Daily Press columnist David Teel tweeted Thursday afternoon that, barring a late change, Hamilton will not be the Hokies’ new offensive coordinator.
A few hours later, Mike Barber of the Richmond Times-Dispatch tweeted that former Oklahoma and Kansas offensive coordinator and San Diego State head coach Chuck Long could be on Virginia Tech’s radar, news that, to be kind, did not thrill the Hokies fan base.
The 49-year-old Long, who in his most recent college coaching stint spent two years leading a struggling offense for Turner Gill at Kansas, chose not to coach at the college level last season, instead helping with his son Zach‘s high school team in Norman, Okla.
His last two college jobs have not gone well. From 2006-08 he was the head coach at San Diego State, where he was fired after going 9-27. In two years at Kansas in 2010-11, Long’s offenses ranked 113th and 106th nationally. The Jayhawks struggled to a 5-19 record under Gill, who was fired along with his staff.

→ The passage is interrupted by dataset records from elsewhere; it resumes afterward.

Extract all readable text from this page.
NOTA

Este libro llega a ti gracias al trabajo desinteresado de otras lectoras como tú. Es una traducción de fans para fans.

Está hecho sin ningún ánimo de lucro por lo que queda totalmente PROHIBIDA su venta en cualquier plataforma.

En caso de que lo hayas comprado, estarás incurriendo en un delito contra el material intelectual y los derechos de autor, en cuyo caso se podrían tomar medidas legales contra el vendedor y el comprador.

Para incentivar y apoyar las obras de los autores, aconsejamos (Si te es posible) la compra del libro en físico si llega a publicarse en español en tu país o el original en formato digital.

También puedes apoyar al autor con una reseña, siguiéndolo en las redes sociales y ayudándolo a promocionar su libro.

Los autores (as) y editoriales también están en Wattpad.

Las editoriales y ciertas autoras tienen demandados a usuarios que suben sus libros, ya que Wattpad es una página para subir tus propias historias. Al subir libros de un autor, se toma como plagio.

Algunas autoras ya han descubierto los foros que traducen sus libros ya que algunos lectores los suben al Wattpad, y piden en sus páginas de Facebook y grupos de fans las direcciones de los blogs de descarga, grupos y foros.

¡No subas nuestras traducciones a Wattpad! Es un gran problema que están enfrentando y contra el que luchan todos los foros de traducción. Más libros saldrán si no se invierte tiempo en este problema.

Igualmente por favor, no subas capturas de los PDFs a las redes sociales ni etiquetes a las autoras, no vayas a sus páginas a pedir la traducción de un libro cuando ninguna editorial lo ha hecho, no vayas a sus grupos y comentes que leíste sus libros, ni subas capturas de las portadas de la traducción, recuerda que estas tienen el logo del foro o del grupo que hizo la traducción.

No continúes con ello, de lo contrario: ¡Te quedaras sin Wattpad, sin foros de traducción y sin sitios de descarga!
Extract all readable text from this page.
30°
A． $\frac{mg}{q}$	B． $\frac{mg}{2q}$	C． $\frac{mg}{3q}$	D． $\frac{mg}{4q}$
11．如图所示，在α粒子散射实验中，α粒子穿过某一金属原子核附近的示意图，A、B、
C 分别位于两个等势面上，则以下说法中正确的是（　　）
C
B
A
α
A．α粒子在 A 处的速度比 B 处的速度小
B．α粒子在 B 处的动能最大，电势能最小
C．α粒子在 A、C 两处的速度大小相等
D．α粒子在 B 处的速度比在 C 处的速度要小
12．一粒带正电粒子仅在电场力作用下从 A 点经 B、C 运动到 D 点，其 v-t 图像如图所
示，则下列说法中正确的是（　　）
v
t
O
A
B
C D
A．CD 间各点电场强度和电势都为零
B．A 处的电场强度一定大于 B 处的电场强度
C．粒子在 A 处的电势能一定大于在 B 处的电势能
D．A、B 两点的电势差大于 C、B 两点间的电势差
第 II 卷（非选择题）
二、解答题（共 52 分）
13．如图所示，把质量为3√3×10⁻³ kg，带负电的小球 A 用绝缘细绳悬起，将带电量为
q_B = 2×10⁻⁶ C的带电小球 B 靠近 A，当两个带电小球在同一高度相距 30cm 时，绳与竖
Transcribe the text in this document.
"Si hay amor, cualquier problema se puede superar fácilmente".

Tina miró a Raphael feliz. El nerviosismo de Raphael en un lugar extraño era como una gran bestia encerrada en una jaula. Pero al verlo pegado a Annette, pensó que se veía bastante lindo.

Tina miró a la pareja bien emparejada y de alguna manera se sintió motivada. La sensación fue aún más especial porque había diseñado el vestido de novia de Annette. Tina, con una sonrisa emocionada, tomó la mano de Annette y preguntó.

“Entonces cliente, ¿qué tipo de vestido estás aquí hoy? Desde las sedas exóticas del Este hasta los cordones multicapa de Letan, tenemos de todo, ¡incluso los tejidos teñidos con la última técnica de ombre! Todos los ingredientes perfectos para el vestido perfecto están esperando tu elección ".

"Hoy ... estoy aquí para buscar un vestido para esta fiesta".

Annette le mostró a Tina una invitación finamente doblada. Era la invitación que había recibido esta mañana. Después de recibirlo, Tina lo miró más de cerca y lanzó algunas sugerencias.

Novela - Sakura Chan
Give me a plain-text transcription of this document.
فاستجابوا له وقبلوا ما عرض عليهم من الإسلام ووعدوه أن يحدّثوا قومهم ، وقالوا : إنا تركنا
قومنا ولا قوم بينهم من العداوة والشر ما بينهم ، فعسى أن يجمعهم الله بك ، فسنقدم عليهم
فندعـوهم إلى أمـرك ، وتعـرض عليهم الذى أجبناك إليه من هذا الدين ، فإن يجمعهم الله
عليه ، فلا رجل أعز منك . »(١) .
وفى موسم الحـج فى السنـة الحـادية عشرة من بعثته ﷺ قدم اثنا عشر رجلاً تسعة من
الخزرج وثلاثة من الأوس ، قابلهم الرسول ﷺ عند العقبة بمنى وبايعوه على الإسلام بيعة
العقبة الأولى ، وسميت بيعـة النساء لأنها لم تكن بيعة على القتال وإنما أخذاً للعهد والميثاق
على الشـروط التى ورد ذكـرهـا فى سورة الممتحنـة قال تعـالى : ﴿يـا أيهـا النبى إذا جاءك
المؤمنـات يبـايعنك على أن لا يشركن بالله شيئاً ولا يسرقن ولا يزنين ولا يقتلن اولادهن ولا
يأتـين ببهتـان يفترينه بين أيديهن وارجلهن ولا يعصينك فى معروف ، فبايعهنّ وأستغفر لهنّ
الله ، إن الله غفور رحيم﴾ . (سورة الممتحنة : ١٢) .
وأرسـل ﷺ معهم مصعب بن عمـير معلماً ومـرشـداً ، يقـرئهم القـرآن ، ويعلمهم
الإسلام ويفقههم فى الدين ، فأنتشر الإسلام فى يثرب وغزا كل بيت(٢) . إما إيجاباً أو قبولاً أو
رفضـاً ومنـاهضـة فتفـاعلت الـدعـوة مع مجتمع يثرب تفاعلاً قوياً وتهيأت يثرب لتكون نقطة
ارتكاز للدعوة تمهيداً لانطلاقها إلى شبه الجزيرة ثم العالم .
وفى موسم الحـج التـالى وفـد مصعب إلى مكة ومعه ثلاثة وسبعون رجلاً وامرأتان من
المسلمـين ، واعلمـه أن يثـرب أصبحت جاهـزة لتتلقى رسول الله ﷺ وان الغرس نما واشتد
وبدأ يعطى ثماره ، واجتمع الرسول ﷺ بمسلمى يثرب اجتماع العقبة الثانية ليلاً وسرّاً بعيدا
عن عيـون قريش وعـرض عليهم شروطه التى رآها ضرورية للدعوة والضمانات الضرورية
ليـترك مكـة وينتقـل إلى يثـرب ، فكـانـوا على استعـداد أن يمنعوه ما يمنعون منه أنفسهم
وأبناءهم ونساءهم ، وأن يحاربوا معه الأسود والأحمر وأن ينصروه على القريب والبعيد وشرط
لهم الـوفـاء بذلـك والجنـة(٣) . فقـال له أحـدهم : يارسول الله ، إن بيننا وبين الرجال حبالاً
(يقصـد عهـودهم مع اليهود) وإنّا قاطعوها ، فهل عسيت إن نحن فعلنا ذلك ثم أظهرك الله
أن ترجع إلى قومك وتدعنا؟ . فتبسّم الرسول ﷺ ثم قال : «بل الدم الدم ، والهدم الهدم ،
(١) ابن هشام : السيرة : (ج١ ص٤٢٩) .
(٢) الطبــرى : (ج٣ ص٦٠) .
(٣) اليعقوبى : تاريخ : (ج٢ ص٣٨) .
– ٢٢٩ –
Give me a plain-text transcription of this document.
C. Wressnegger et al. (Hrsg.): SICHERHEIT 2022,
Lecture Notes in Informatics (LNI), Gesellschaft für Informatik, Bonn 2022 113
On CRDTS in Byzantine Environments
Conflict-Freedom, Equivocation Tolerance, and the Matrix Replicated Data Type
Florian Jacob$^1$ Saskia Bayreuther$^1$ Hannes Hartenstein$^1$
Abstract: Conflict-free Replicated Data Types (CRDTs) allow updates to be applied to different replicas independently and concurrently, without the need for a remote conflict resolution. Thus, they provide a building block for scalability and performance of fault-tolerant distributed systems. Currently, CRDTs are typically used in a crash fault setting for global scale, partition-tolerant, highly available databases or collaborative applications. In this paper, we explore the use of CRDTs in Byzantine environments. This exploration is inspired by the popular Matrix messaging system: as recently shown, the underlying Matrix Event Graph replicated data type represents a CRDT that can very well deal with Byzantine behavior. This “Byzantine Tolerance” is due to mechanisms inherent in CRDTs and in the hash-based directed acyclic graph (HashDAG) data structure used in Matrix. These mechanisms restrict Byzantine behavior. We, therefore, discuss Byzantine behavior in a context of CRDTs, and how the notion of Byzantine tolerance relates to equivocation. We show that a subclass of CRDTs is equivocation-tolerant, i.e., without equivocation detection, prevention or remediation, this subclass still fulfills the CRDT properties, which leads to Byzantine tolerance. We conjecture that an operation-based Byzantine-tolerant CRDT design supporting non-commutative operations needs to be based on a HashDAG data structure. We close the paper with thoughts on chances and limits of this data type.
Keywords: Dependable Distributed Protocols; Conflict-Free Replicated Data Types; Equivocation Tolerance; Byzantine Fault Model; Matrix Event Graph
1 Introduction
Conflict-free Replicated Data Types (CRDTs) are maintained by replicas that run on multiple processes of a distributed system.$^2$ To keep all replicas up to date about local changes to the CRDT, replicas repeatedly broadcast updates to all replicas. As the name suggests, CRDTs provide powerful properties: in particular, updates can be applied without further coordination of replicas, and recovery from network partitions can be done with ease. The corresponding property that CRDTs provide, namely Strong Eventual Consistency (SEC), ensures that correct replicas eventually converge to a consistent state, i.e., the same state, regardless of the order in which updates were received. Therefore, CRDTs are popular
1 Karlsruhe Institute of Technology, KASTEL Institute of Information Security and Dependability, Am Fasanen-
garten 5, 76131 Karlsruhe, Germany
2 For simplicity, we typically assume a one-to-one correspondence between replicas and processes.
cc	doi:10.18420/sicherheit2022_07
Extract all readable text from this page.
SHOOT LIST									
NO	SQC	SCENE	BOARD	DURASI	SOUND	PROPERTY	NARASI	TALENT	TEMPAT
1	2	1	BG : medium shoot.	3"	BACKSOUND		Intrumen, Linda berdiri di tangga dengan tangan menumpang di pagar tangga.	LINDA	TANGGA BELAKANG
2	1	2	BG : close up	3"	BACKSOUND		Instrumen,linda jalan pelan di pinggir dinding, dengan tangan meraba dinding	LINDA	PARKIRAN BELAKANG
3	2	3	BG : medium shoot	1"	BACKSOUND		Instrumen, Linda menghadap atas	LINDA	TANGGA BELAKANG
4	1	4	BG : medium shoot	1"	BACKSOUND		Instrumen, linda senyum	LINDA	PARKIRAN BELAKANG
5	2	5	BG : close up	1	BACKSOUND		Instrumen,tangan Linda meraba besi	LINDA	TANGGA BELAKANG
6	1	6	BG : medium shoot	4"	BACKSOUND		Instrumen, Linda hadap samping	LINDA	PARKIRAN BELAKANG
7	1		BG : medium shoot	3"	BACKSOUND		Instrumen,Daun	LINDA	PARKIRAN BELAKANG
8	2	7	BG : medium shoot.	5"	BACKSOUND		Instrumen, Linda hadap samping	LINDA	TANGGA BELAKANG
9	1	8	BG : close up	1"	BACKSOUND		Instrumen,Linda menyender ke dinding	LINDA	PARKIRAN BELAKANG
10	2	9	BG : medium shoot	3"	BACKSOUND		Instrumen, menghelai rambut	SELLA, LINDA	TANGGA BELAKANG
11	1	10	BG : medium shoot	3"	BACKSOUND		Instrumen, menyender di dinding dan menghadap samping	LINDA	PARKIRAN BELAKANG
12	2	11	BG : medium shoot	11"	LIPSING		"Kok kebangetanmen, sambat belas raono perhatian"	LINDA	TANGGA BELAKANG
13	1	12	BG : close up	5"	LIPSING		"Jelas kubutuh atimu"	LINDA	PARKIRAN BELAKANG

But before that, Long had a successful run at Oklahoma for Bob Stoops, first as a quarterbacks coach in 2000-01, then as a co-offensive coordinator with Kevin Wilson from 2002-05. Under Long’s tutelage, quarterback Josh Heupel was a Heisman finalist in 2000 and Jason White won the award in 2003.
Oklahoma won the national title in the 2000-01 season, Long’s first with the program. In White’s Heisman year in 2003, Long’s second as coordinator, the Sooners averaged 42.9 points per game and again made the BCS title game, where they lost to LSU. In 2004, Long was a finalist for the Broyles Award, given annually to the nation’s top assistant. During his six years with Oklahoma, the Sooners went 67-11 and appeared in four BCS games.
Still, he’s probably best known for his playing career at Iowa, where as a quarterback he led the Hawkeyes to the 1985 Big Ten title and finished 45 points behind Auburn’s Bo Jackson for the Heisman Trophy, the second-closest finish in the award’s history. He had an unmemorable NFL career with the Detroit Lions and Los Angeles Rams but was inducted into the College Football Hall of Fame in 1999.
Virginia Tech head coach Frank Beamer reportedly spoke with several possible offensive coordinator candidates at the AFCA convention in Nashville, Tenn., earlier this week.
While it’s tough to put a timetable on any coaching moves — particularly at a program that so far has not even acknowledged that there is an opening — it seems logical that Beamer, with Logan Thomas‘ NFL decision up in the air, would have something in place before the Jan. 15 deadline for underclassmen to declare for the draft.